The measures confronting Mexicans raise pertinent questions for the international community about what is acceptable and effective in face of a global pandemic threat.

Some responses — such as the refusal to embrace an athlete — smack of simple panic-ridden prejudice.

But some others being challenged by Calderon can arguably be justified as hard-line measures to save lives.

At the top of the list is the decision by several countries — including Cuba, Colombia and Argentina — to suspend all commercial flights to and from Mexico.

Calderon has urged these nations to rethink the tactic, which will inevitably hurt Mexico’s trade and tourism. The economic impact on Mexico has already been calculated as costing $2.3 billion, the finance department said Tuesday.

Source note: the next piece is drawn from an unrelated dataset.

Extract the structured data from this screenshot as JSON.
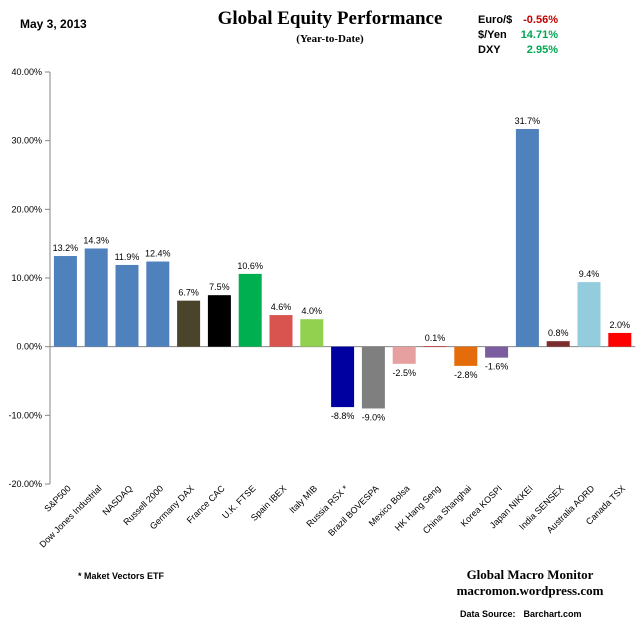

But the acting governments argue that without the stockpiles of anti-viral drugs held by richer nations, they have to do whatever they can to defend their people. The latest numbers, released on Tuesday, show that Mexico still has the lion's share of swine flu sufferers, with 590 of the world’s 1,124 confirmed cases of H1N1 transmission.

China took an even harder line, rounding up 70 Mexican passport holders who had flown into the country, and keeping them in isolation at government facilities and hotels.

The Mexicans were denied access to their ambassador and several who spoke by telephone to Mexican journalists said they had been poorly treated and were in filthy accommodations.

The Mexican government finally chartered a plane that flew in to pick the residents up on Tuesday, while it complained about the action at the United Nations.